Dans le train qui menait à la banlieue, en périphérie de la ville, des hommes et des femmes à la mine fatiguée et déconfite se laissaient bercer par les mouvements réguliers du wagon. Parmi eux, assis près de la fenêtre, un jeune homme qui venait tout juste d’atteindre la majorité referma son livre abîmé par les années d’utilisation quand il entendit l’annonce à la radio.
“Encore un attentat... C’est le deuxième cette semaine.“
La nuit avait été plutôt agitée pour les habitants du secteur 4. L'explosion, bien que contenue à une zone éloignée des constructions civiles, s'était sûrement faite ressentir dans chaque maison, et Nikolaï n'avait pas échappé à un réveil en sursaut, ni à l'envie de sortir voir ce qu'il s'était passé.
Le jeune garçon promena son regard parmi ses compagnons de transport. L’un d’eux dormait paisiblement sur une des banquettes, sûrement un des rares moments où il pourra dormir dans un endroit chaud et sec.

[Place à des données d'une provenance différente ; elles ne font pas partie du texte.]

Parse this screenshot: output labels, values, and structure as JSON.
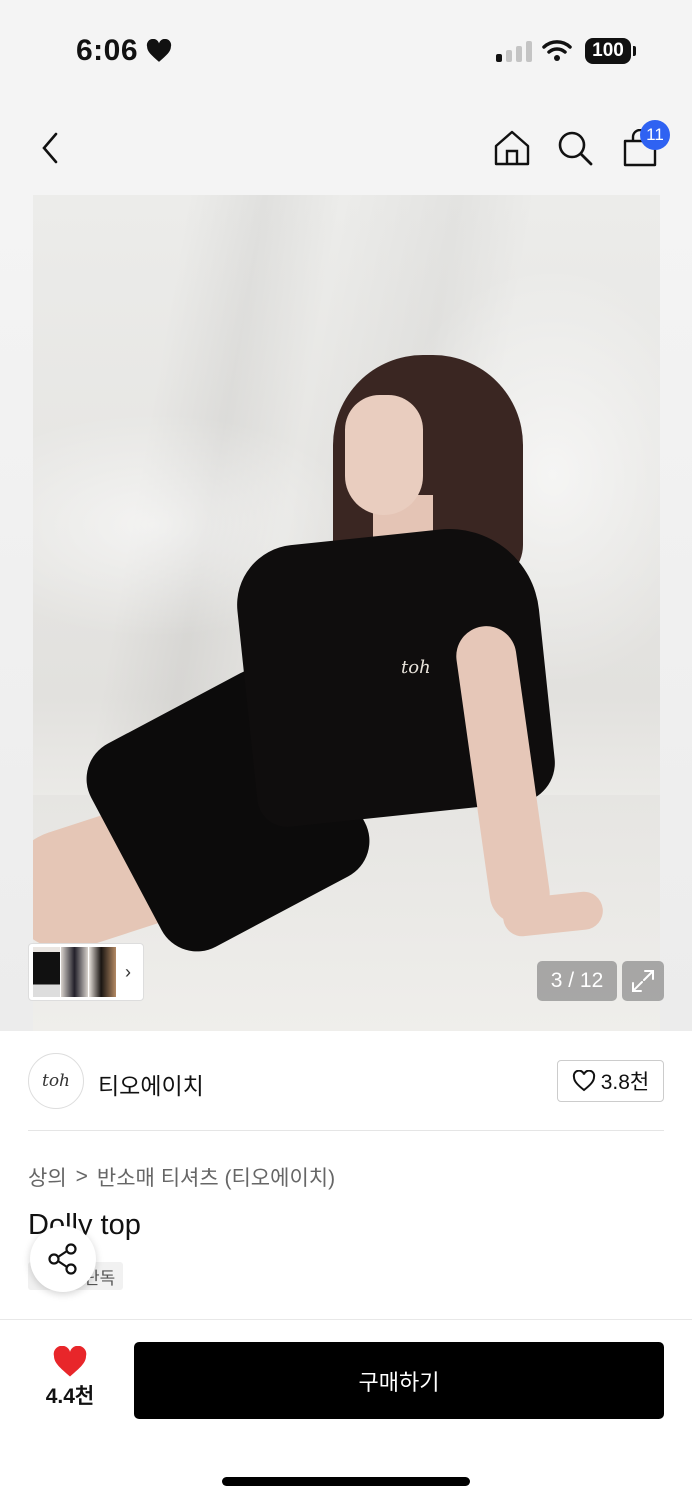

“Belle cité... Le président ferait bien de passer dans ses banlieues pour voir le trop-plein de beauté qui s’y accumule !“
Nikolaï, habitant de banlieue de la zone 4. Comme toutes les personnes vivant dans cette zone, le jeune homme subvenait à ses besoins du mieux qu’il le pouvait grâce à sa mère et à l’argent que lui rapportait son travail le soir dans un restaurant du secteur 5. Depuis que le père de famille avait quitté la maison les deux pieds devant, la situation peinait à retrouver un semblant de stabilité. Sa famille n’arrivait déjà pas à joindre les deux bouts, et son inscription à une école de droit ne facilitait pas les choses. Les frais d’admission scandaleusement élevés tentaient de proscrire toute adhésion par quelqu'un qui se situerait à un niveau social moindre. Mais malgré son assurance à refuser la place qu’on lui avait proposée, sa mère s'opposa catégoriquement à ce qu’il arrêtât ses études avec le manque d’argent pour simple prétexte. Le directeur de l'école secondaire de la zone 4 avait joué des mains et des coudes pour que son dossier atteignît le bureau du recrutement. Les secteurs 1 et 2 n'avaient sûrement pas daigné relever ne serait-ce que son nom. L'université de la zone 3 s'était montrée moins regardante sur les origines, le chèque était là, c'était tout ce qui comptait.
« Tu feras quelque chose de ton existence ! » Lui répétait son père du temps où il le pouvait encore.
Comme si un pauvre de son rang pouvait faire quelque chose de sa vie ! Ici, seuls les riches parvenaient à s’en sortir convenablement et c'était un adolescent éreinté, mais néanmoins obstiné, qui rentrait chez lui tous les soirs, entamant ses devoirs dans le train et se préparant mentalement à prendre son service quelques heures plus tard.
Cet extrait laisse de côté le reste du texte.